Key Milestones

Zero Discharge of Hazardous Chemicals

H&M Group has strict restrictions on the use of chemicals and has been at the forefront of eliminating hazardous chemicals from production. Discover the key milestones in our journey towards Zero Discharge of Hazardous Chemicals.

2019

 
  • 100% of all our wet processing facilities in scope (within the textile and leather supply chain) are now enrolled in Zero Discharge of Hazardous Chemicals (ZDHC) programmes to measure hazardous substances used and emitted. This covers more than 600 facilities.

  • Adoption of ZDHC Manufacturing Restricted Substance List (MRSL) 2:0, an industry list of restricted substances in production.

  • H&M Group joins a task team within ZDHC to develop and scale Screened Chemistry, a hazard-based method to assess best in class chemicals as industry standard.

2018

  • As the demand for recycled material increases, H&M Group initiates a mapping of hazardous chemicals in textile waste streams, together with IKEA, the home furnishings group.

  • 30% of all our wet-processing facilities in scope are enrolled in ZDHC programmes to measure hazardous substances in the input and output. 

2017

  • H&M Group adopts Screened Chemistry, a hazard-based method to assess best in class chemicals.

  • H&M Group sets a new H&M Chemical Vision and roadmap towards a toxic-free fashion future.

  • 8% of all our wet processing facilities in scope are enrolled in ZDHC programmes to measure hazardous substances in the input and output. 

2016

  • H&M Group joins ChemSec, an independent, non-profit organisation committed to the development of sustainable chemicals use through the sharing knowledge, collaboration and practical tools.

  • H&M Group launches a new sustainability strategy, with 100% Circular and Climate Positive being one of the three pillars.

 

2015

  • Bureau Veritas and H&M Group start to develop a tool for us and our facilities to use to measure chemical usage and discharge, called BVe3.

2013

  • H&M Group publishes the list of suppliers to increase the transparency within our supply chain.

  • PFAS, a group of chemicals often used as a water-resistant coating on clothes is banned by H&M Group.

2011

  • H&M Group joins Roadmap To ZDHC, teaming up with other fashion and sports brands with the common mission to catalyse positive change in the discharge of hazardous chemicals across the industry.

2009

  • H&M Group develops water-based adhesives for shoes to eliminate the use of hazardous solvents in shoe production.

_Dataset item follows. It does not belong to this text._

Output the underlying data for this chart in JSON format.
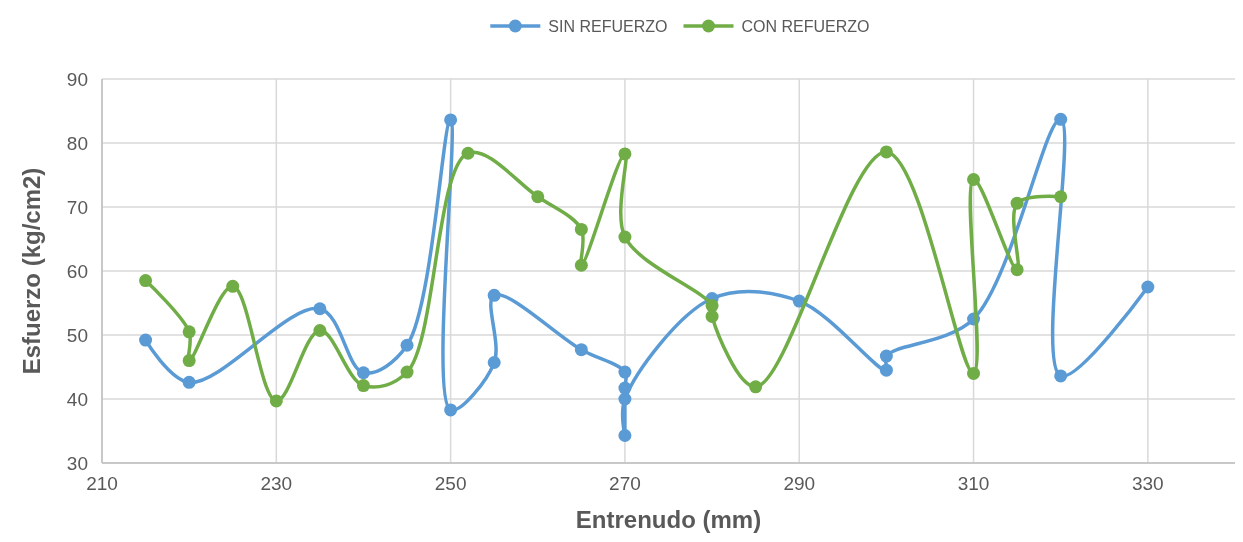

  • The first H&M MRSL is released to further protect the health of customers, workers and the environment.

2005

  • The Group joins the Apparel & Footwear International RSL Management Working Group (AFIRM), a brand-driven membership organisation with the mission to reduce the use and impact of harmful substances in the apparel and footwear supply chain.

1999

  • H&M Group enforces a ban of the plasticiser PVC — a material often used in, for instance, raincoats or to achieve a lacquered vinyl look on clothing, shoes and accessories — due to its hazardous properties.

1995

  • H&M Group publishes our first H&M Chemical Restriction List to make our products safer, improve working conditions and prevent damage to the environment.